Off the top of my head, there's also Magicite and UnEpic, which I got in Early Access and which have since been fully released. Don't Starve, Full Mojo Rampage, Drunken Robot Pornography, and State of Decay were good games that I got after full release. I tried to find a list of all early access games that have gotten a full release, at least in name, but I couldn't find anything comprehensive.
I can think of heaps of games I've gotten DRM free or through Desura that have subsequently been greenlit and had updated versions released on Steam. Vox is the only one that comes to mind that disappointed me, but I can't think of any that have been abandoned at the moment. It's entirely possible this is my biased perception, but it seems to me that games that go that route either fizzle away into nothingness fairly early or make it to a reasonable release.
I've been growing more disillusioned with early access for a while, but projects being abandoned wasn't really the reason. It's portrayed as being a way to support the devs, and of course on some level it is, but I feel more and more like it's a way to get impulse buys before anything else. In an age of gaming where gamers have a million games to choose from and a million reviews of a game at their fingertips, where indie games are often considered overpriced if they're over $10, where Steam sales and dirt-cheap bundles are the norm, it's understandable that devs need money and will give incentives to people to get them to buy their game. It makes sense that one of those incentives could be to play early versions.

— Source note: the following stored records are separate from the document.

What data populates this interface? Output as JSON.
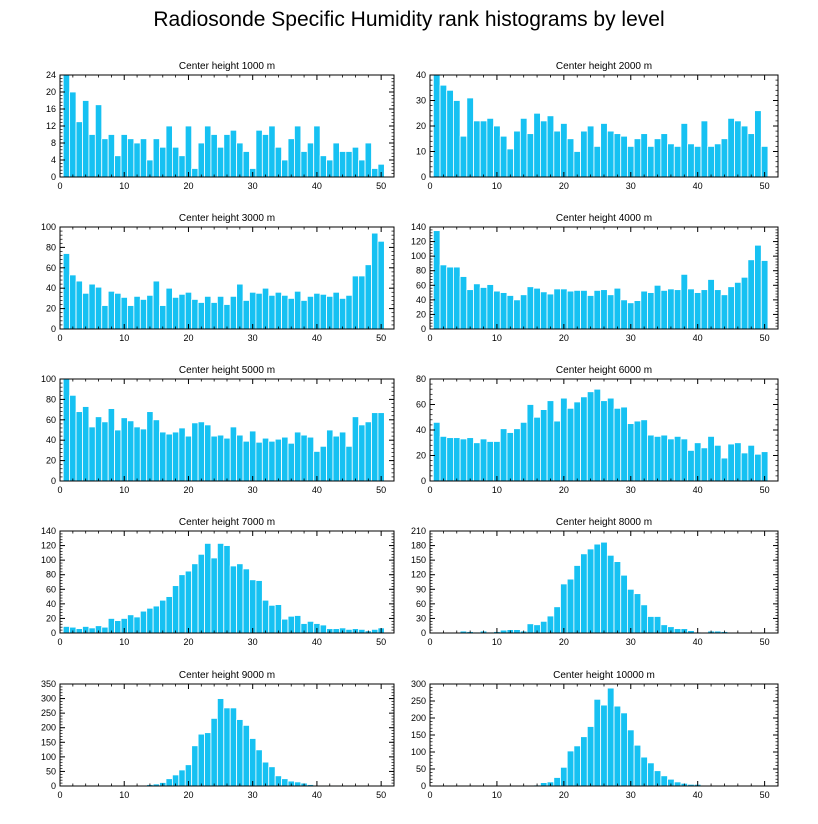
{
  "title": "Radiosonde Specific Humidity rank histograms by level",
  "colors": {
    "bar": "#16c1f2",
    "bar_edge": "#ffffff",
    "axis": "#000000"
  },
  "chart_data": [
    {
      "type": "bar",
      "title": "Center height 1000 m",
      "x_start": 1,
      "xlim": [
        0,
        52
      ],
      "xticks": [
        0,
        10,
        20,
        30,
        40,
        50
      ],
      "ylim": [
        0,
        24
      ],
      "yticks": [
        0,
        4,
        8,
        12,
        16,
        20,
        24
      ],
      "values": [
        24,
        20,
        13,
        18,
        10,
        17,
        9,
        10,
        5,
        10,
        9,
        8,
        9,
        4,
        9,
        7,
        12,
        7,
        5,
        12,
        2,
        8,
        12,
        10,
        7,
        10,
        11,
        8,
        6,
        2,
        11,
        10,
        12,
        7,
        4,
        9,
        12,
        6,
        8,
        12,
        5,
        4,
        8,
        6,
        6,
        7,
        4,
        8,
        2,
        3
      ]
    },
    {
      "type": "bar",
      "title": "Center height 2000 m",
      "x_start": 1,
      "xlim": [
        0,
        52
      ],
      "xticks": [
        0,
        10,
        20,
        30,
        40,
        50
      ],
      "ylim": [
        0,
        40
      ],
      "yticks": [
        0,
        10,
        20,
        30,
        40
      ],
      "values": [
        40,
        36,
        34,
        30,
        16,
        31,
        22,
        22,
        23,
        20,
        16,
        11,
        18,
        23,
        17,
        25,
        22,
        24,
        18,
        21,
        15,
        10,
        18,
        20,
        12,
        21,
        18,
        17,
        16,
        12,
        15,
        17,
        12,
        15,
        17,
        13,
        12,
        21,
        13,
        12,
        22,
        12,
        13,
        15,
        23,
        22,
        20,
        17,
        26,
        12
      ]
    },
    {
      "type": "bar",
      "title": "Center height 3000 m",
      "x_start": 1,
      "xlim": [
        0,
        52
      ],
      "xticks": [
        0,
        10,
        20,
        30,
        40,
        50
      ],
      "ylim": [
        0,
        100
      ],
      "yticks": [
        0,
        20,
        40,
        60,
        80,
        100
      ],
      "values": [
        74,
        53,
        47,
        35,
        44,
        41,
        23,
        37,
        35,
        31,
        23,
        32,
        29,
        33,
        47,
        23,
        40,
        31,
        34,
        36,
        29,
        26,
        32,
        26,
        32,
        24,
        32,
        44,
        28,
        36,
        35,
        40,
        33,
        36,
        33,
        30,
        37,
        28,
        32,
        35,
        34,
        32,
        36,
        30,
        33,
        52,
        52,
        63,
        94,
        86
      ]
    },
    {
      "type": "bar",
      "title": "Center height 4000 m",
      "x_start": 1,
      "xlim": [
        0,
        52
      ],
      "xticks": [
        0,
        10,
        20,
        30,
        40,
        50
      ],
      "ylim": [
        0,
        140
      ],
      "yticks": [
        0,
        20,
        40,
        60,
        80,
        100,
        120,
        140
      ],
      "values": [
        135,
        88,
        85,
        85,
        72,
        54,
        62,
        57,
        61,
        52,
        50,
        46,
        40,
        47,
        58,
        56,
        51,
        48,
        55,
        55,
        52,
        53,
        53,
        46,
        53,
        54,
        47,
        56,
        40,
        36,
        39,
        52,
        50,
        60,
        53,
        55,
        54,
        75,
        55,
        50,
        54,
        68,
        54,
        47,
        58,
        64,
        71,
        95,
        115,
        94
      ]
    },
    {
      "type": "bar",
      "title": "Center height 5000 m",
      "x_start": 1,
      "xlim": [
        0,
        52
      ],
      "xticks": [
        0,
        10,
        20,
        30,
        40,
        50
      ],
      "ylim": [
        0,
        100
      ],
      "yticks": [
        0,
        20,
        40,
        60,
        80,
        100
      ],
      "values": [
        100,
        84,
        68,
        73,
        53,
        63,
        58,
        71,
        50,
        62,
        59,
        53,
        51,
        68,
        60,
        48,
        46,
        48,
        52,
        44,
        57,
        58,
        55,
        44,
        45,
        42,
        53,
        45,
        39,
        49,
        38,
        42,
        39,
        41,
        43,
        37,
        48,
        45,
        43,
        29,
        34,
        50,
        44,
        48,
        34,
        63,
        55,
        58,
        67,
        67
      ]
    },
    {
      "type": "bar",
      "title": "Center height 6000 m",
      "x_start": 1,
      "xlim": [
        0,
        52
      ],
      "xticks": [
        0,
        10,
        20,
        30,
        40,
        50
      ],
      "ylim": [
        0,
        80
      ],
      "yticks": [
        0,
        20,
        40,
        60,
        80
      ],
      "values": [
        46,
        35,
        34,
        34,
        33,
        34,
        30,
        33,
        31,
        31,
        41,
        38,
        41,
        46,
        60,
        50,
        56,
        63,
        47,
        65,
        57,
        62,
        66,
        70,
        72,
        63,
        65,
        57,
        58,
        45,
        47,
        48,
        36,
        35,
        36,
        33,
        35,
        33,
        24,
        30,
        26,
        35,
        28,
        18,
        29,
        30,
        22,
        28,
        21,
        23
      ]
    },
    {
      "type": "bar",
      "title": "Center height 7000 m",
      "x_start": 1,
      "xlim": [
        0,
        52
      ],
      "xticks": [
        0,
        10,
        20,
        30,
        40,
        50
      ],
      "ylim": [
        0,
        140
      ],
      "yticks": [
        0,
        20,
        40,
        60,
        80,
        100,
        120,
        140
      ],
      "values": [
        9,
        8,
        6,
        9,
        7,
        10,
        8,
        20,
        17,
        20,
        25,
        22,
        30,
        34,
        37,
        45,
        50,
        65,
        80,
        85,
        95,
        108,
        123,
        103,
        123,
        120,
        92,
        95,
        88,
        73,
        72,
        45,
        38,
        39,
        19,
        23,
        24,
        13,
        16,
        13,
        11,
        6,
        6,
        7,
        5,
        6,
        5,
        3,
        5,
        7
      ]
    },
    {
      "type": "bar",
      "title": "Center height 8000 m",
      "x_start": 1,
      "xlim": [
        0,
        52
      ],
      "xticks": [
        0,
        10,
        20,
        30,
        40,
        50
      ],
      "ylim": [
        0,
        210
      ],
      "yticks": [
        0,
        30,
        60,
        90,
        120,
        150,
        180,
        210
      ],
      "values": [
        1,
        1,
        1,
        1,
        4,
        3,
        2,
        4,
        2,
        3,
        6,
        7,
        7,
        4,
        19,
        17,
        24,
        35,
        54,
        101,
        111,
        139,
        163,
        173,
        183,
        187,
        160,
        147,
        119,
        90,
        81,
        58,
        34,
        34,
        17,
        13,
        9,
        9,
        5,
        2,
        1,
        4,
        4,
        3,
        1,
        1,
        1,
        1,
        1,
        0
      ]
    },
    {
      "type": "bar",
      "title": "Center height 9000 m",
      "x_start": 1,
      "xlim": [
        0,
        52
      ],
      "xticks": [
        0,
        10,
        20,
        30,
        40,
        50
      ],
      "ylim": [
        0,
        350
      ],
      "yticks": [
        0,
        50,
        100,
        150,
        200,
        250,
        300,
        350
      ],
      "values": [
        0,
        0,
        0,
        0,
        0,
        0,
        1,
        1,
        1,
        1,
        2,
        3,
        3,
        5,
        7,
        12,
        25,
        38,
        55,
        73,
        138,
        178,
        183,
        232,
        300,
        268,
        268,
        228,
        208,
        163,
        124,
        82,
        66,
        35,
        25,
        17,
        14,
        10,
        5,
        3,
        2,
        2,
        1,
        1,
        0,
        0,
        0,
        0,
        0,
        0
      ]
    },
    {
      "type": "bar",
      "title": "Center height 10000 m",
      "x_start": 1,
      "xlim": [
        0,
        52
      ],
      "xticks": [
        0,
        10,
        20,
        30,
        40,
        50
      ],
      "ylim": [
        0,
        300
      ],
      "yticks": [
        0,
        50,
        100,
        150,
        200,
        250,
        300
      ],
      "values": [
        0,
        0,
        0,
        0,
        0,
        0,
        0,
        0,
        0,
        0,
        0,
        0,
        0,
        0,
        1,
        3,
        10,
        12,
        25,
        55,
        103,
        118,
        145,
        175,
        255,
        238,
        288,
        235,
        215,
        165,
        120,
        85,
        68,
        45,
        30,
        20,
        12,
        8,
        5,
        5,
        2,
        2,
        1,
        1,
        1,
        0,
        0,
        0,
        0,
        0
      ]
    }
  ]
}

I just think that a fair number of devs go to early access too quickly.
You have one game that's got all the mechanics implemented and just needs balancing and bugfixing, another that's pretty rough but playable, a third that's fun when it works but severely buggy, and a fourth that's a title screen held up by hopes and dreams. It's a little harder to get good reviews for an early access game than a proper release, so you can't always tell the difference from outside, and you're already biased towards getting it because you've just seen the most amazing game idea you never knew you wanted. It's the reason part of me still craves Castle Story when I haven't pre-ordered Binding of Isaac: Rebirth. There's that instant gratification factor. That's definitely something I and other gamers should be wary of, but I do think that some devs realize that and take advantage of it a bit.
...wow, I'm tired. Hopefully this makes sense to someone other than me.